This example shows how you might build an IMU + GPS fusion algorithm suitable for unmanned aerial vehicles (UAVs) or quadcopters.

该示例使用加速度计,陀螺仪,磁力计和GPS来确定无人机的方向和位置。

仿真设置

Set the sampling rates. In a typical system, the accelerometer and gyroscope run at relatively high sample rates. The complexity of processing data from those sensors in the fusion algorithm is relatively low. Conversely, the GPS, and in some cases the magnetometer, run at relatively low sample rates, and the complexity associated with processing them is high. In this fusion algorithm, the magnetometer and GPS samples are processed together at the same low rate, and the accelerometer and gyroscope samples are processed together at the same high rate.

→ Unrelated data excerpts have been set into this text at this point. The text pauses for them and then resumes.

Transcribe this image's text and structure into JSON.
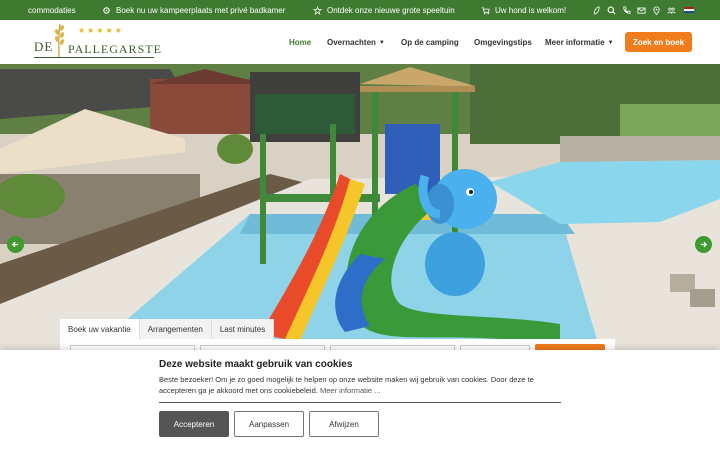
{
  "topbar": {
    "messages": [
      "commodaties",
      "Boek nu uw kampeerplaats met privé badkamer",
      "Ontdek onze nieuwe grote speeltuin",
      "Uw hond is welkom!"
    ],
    "icons": [
      "gear-icon",
      "star-cluster-icon",
      "cart-icon",
      "leaf-icon",
      "search-icon",
      "phone-icon",
      "mail-icon",
      "location-icon",
      "group-icon",
      "flag-nl-icon"
    ],
    "colors": {
      "bar": "#3f7a31"
    }
  },
  "header": {
    "logo": {
      "prefix": "DE",
      "name": "PALLEGARSTE",
      "stars": "★★★★★"
    },
    "nav": [
      {
        "label": "Home",
        "active": true,
        "dropdown": false
      },
      {
        "label": "Overnachten",
        "active": false,
        "dropdown": true
      },
      {
        "label": "Op de camping",
        "active": false,
        "dropdown": false
      },
      {
        "label": "Omgevingstips",
        "active": false,
        "dropdown": false
      },
      {
        "label": "Meer informatie",
        "active": false,
        "dropdown": true
      }
    ],
    "cta": "Zoek en boek",
    "colors": {
      "accent": "#3f7a31",
      "cta": "#f07c1b"
    }
  },
  "booking": {
    "tabs": [
      "Boek uw vakantie",
      "Arrangementen",
      "Last minutes"
    ]
  },
  "cookie": {
    "title": "Deze website maakt gebruik van cookies",
    "text": "Beste bezoeker! Om je zo goed mogelijk te helpen op onze website maken wij gebruik van cookies. Door deze te accepteren ga je akkoord met ons cookiebeleid.",
    "link": "Meer informatie ...",
    "buttons": {
      "accept": "Accepteren",
      "customize": "Aanpassen",
      "reject": "Afwijzen"
    }
  }
}
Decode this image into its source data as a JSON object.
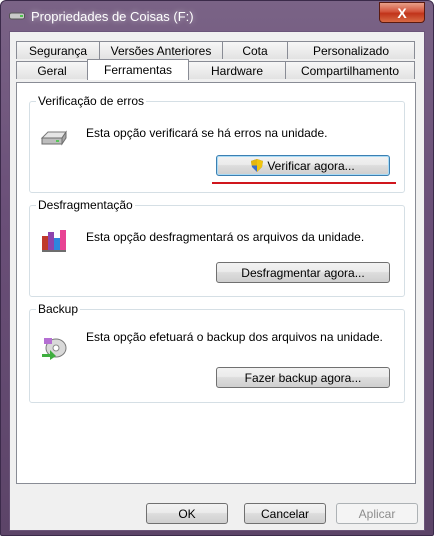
{
  "window": {
    "title": "Propriedades de Coisas (F:)",
    "close_label": "X"
  },
  "tabs_row1": [
    "Segurança",
    "Versões Anteriores",
    "Cota",
    "Personalizado"
  ],
  "tabs_row2": [
    "Geral",
    "Ferramentas",
    "Hardware",
    "Compartilhamento"
  ],
  "selected_tab": "Ferramentas",
  "groups": {
    "check": {
      "title": "Verificação de erros",
      "description": "Esta opção verificará se há erros na unidade.",
      "button": "Verificar agora..."
    },
    "defrag": {
      "title": "Desfragmentação",
      "description": "Esta opção desfragmentará os arquivos da unidade.",
      "button": "Desfragmentar agora..."
    },
    "backup": {
      "title": "Backup",
      "description": "Esta opção efetuará o backup dos arquivos na unidade.",
      "button": "Fazer backup agora..."
    }
  },
  "footer": {
    "ok": "OK",
    "cancel": "Cancelar",
    "apply": "Aplicar"
  },
  "colors": {
    "highlight_underline": "#d0161d",
    "accent": "#3c7fb1"
  },
  "icons": {
    "title": "drive-icon",
    "check": "hard-drive-icon",
    "defrag": "defragment-icon",
    "backup": "backup-icon",
    "shield": "uac-shield-icon"
  }
}
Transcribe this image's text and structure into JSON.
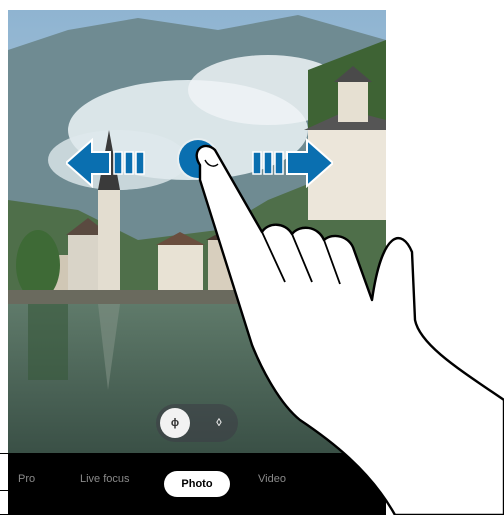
{
  "camera": {
    "modes": [
      "Pro",
      "Live focus",
      "Photo",
      "Video"
    ],
    "selected_mode": "Photo",
    "toggle": {
      "active_label": "ɸ",
      "inactive_label": "◊"
    }
  },
  "gesture": {
    "type": "swipe-left-right",
    "touch_color": "#0a6fb0"
  },
  "colors": {
    "sky": "#9ec1dc",
    "mountain": "#5d7c6e",
    "lake": "#4f6a5a",
    "mode_bar": "#000000"
  }
}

To simulate this configuration, the IMU (accelerometer, gyroscope, and magnetometer) are sampled at 160 Hz, and the GPS is sampled at 1 Hz. Only one out of every 160 samples of the magnetometer is given to the fusion algorithm, so in a real system the magnetometer could be sampled at a much lower rate.

imufs = 160;gpsfs = 1;% Define where on the Earth this simulated scenario takes place using the%纬度,经度和高度。反射= [42.2825 -72.3430 53.0352];% Validate that the |gpsFs| divides |imuFs|. This allows the sensor sample% rates to be simulated using a nested for loop without complex sample rate%匹配。imusamplespergps =(imufs/gpsfs);断言(imusamplespergps == fix(imusamplespergps),...'GPS sampling rate must be an integer factor of IMU sampling rate.');

Fusion Filter

创建过滤器以融合IMU + GPS测量。融合过滤器使用扩展的卡尔曼滤波器来跟踪取向(作为四元组),速度,位置,传感器偏见和地磁矢量。

ThisinsfilterMARG有几种处理传感器数据的方法,包括predict,fusemagandfusegps. Thepredictmethod takes the accelerometer and gyroscope samples from the IMU as inputs. Call thepredictmethod each time the accelerometer and gyroscope are sampled. This method predicts the states one time step ahead based on the accelerometer and gyroscope. The error covariance of the extended Kalman filter is updated here.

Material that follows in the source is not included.